WL#10956: Binary log storage access API

Affects: Server-8.0   —   Status: Complete   —   Priority: Low

EXECUTIVE SUMMARY
=================
This worklog implements a storage layer abstraction interface, making
it possible to decouple the act of capturing changes and persisting
them. Therefore, this is also a stepping stone for creating an
encrypted persistence layer, effectively providing encryption at rest
for the binary log.

DETAILS
=======
Currently, IO_CACHE is used for accessing binlog/relaylog files everywhere in
the code. It just supposes binlog/relaylog files are uncompressed and
unencrypted. So that is difficult to add encryption or compression features
into binlog/relaylog.

This worklog will encapsulate binlog/relaylog storage into a separate layer. A
group of interfaces will be defined for accessing binlog/relaylog files. The
interfaces can have different implementations. IO_CACHE will be encapsulated and
provided as an implementation of binlog storage accessing API for accessing
plain binlog/relaylog files. In the future, an encryption storage layer
implementation can be provided.

DEV STORIES
===========
- Developers want to define a common API for writing binlog/relay
  events to somewhere else than IO_CACHE. Binlog events shall be able to write
  into any object which support the common API.
  * It will make it easy to implement new access features(e.g encryption).
  * New implementations will not compromise existing implementations.
- Developers want to define a common API for reading binlog/relay
  events from somewhere else than IO_CACHE. Binlog events shall be able to read
  from any object which support the common API.
  * It will make it easy to implement new access features(e.g encryption).
  * New implementations will not compromise existing implementations.

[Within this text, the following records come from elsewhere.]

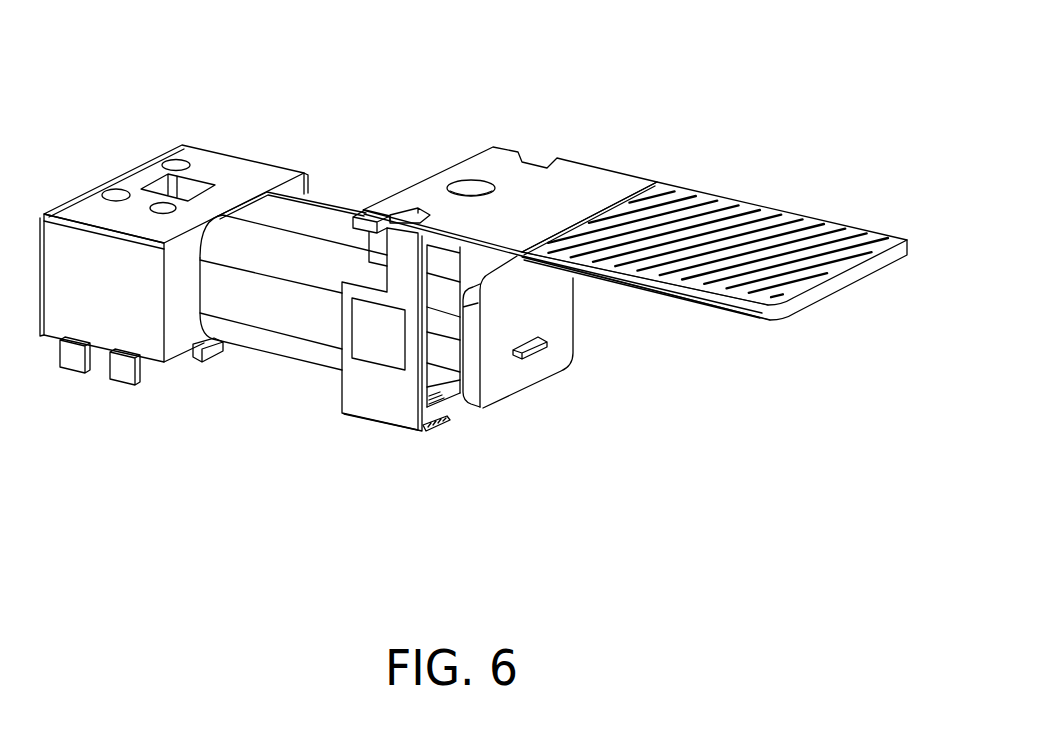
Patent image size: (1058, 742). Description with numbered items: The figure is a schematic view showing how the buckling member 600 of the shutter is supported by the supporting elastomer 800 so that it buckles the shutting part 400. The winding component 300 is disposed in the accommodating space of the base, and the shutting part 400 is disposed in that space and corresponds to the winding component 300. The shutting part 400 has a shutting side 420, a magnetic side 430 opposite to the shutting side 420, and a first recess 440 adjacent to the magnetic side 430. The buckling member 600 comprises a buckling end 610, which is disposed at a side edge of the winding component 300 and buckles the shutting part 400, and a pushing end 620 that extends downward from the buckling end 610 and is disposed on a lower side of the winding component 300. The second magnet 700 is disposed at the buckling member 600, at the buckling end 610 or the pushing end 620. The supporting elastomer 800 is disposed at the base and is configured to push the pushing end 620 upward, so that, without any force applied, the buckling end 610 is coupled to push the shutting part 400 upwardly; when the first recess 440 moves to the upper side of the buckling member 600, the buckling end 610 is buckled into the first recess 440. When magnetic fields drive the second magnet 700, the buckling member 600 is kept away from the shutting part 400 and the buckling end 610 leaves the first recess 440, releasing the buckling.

The winding component 300 is at (170, 126).
The shutting part 400 is at (599, 185).
The shutting side 420 is at (777, 237).
The magnetic side 430 is at (493, 167).
The first recess 440 is at (408, 213).
The buckling member 600 is at (410, 305).
The buckling end 610 is at (395, 233).
The pushing end 620 is at (460, 403).
The second magnet 700 is at (362, 332).
The supporting elastomer 800 is at (437, 440).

- Developers want to define a layered/chained/pipeline model for
  binlog/relay log files.
  * It is easy to add/remove a feature into/from the pipeline.
Functional Requirements
=======================
NONE

Non-Functional Requirements
===========================
NF1. It shall define some interfaces for reading and writing binlog files.
     The code just needs to call the interfaces for reading and writing binlog
     events without knowing any detail of the implementation of the interfaces.
NF2. It shall has an implementation for accessing events in binlog files.
NF3. It shall has an implementation for accessing events in binlog caches.
NF4. When adding new interfaces implementation (e.g. Encryption), it shall not
     change the existing interfaces. It should be enough just to implement the
     exact existing interfaces.
NF5. The patch shall not impact performance.
UPGRADE/DOWNGRADE
=================
No impact.

SECURITY
========
No impact.

OBSERVABILITY
=============
No impact.

PROTOCOLS
=========
No impact on protocols.
No impact on the on-the-wire format of the binlog.

DEPLOYMENT
==========
No new persistent or temporary files after this worklog.
No files removed.

Interface Specification
=======================
No interface change for users.

High-Level Specification
========================
* Binlog's accesses can be summarized as
- Searialize binlog events to a storage
  The the storage could be binlog cache, binlog file, buffer.
  This is done by Log_event::write[_xxx]() functions.
- Desearialize an binlog event from a storage
  could be a file or memory buffer.
- Reads byte events from a binlog file, it is the pattern in binlog_sender.
- Controls binlog process. do prepare, flush, sync, rotate related things.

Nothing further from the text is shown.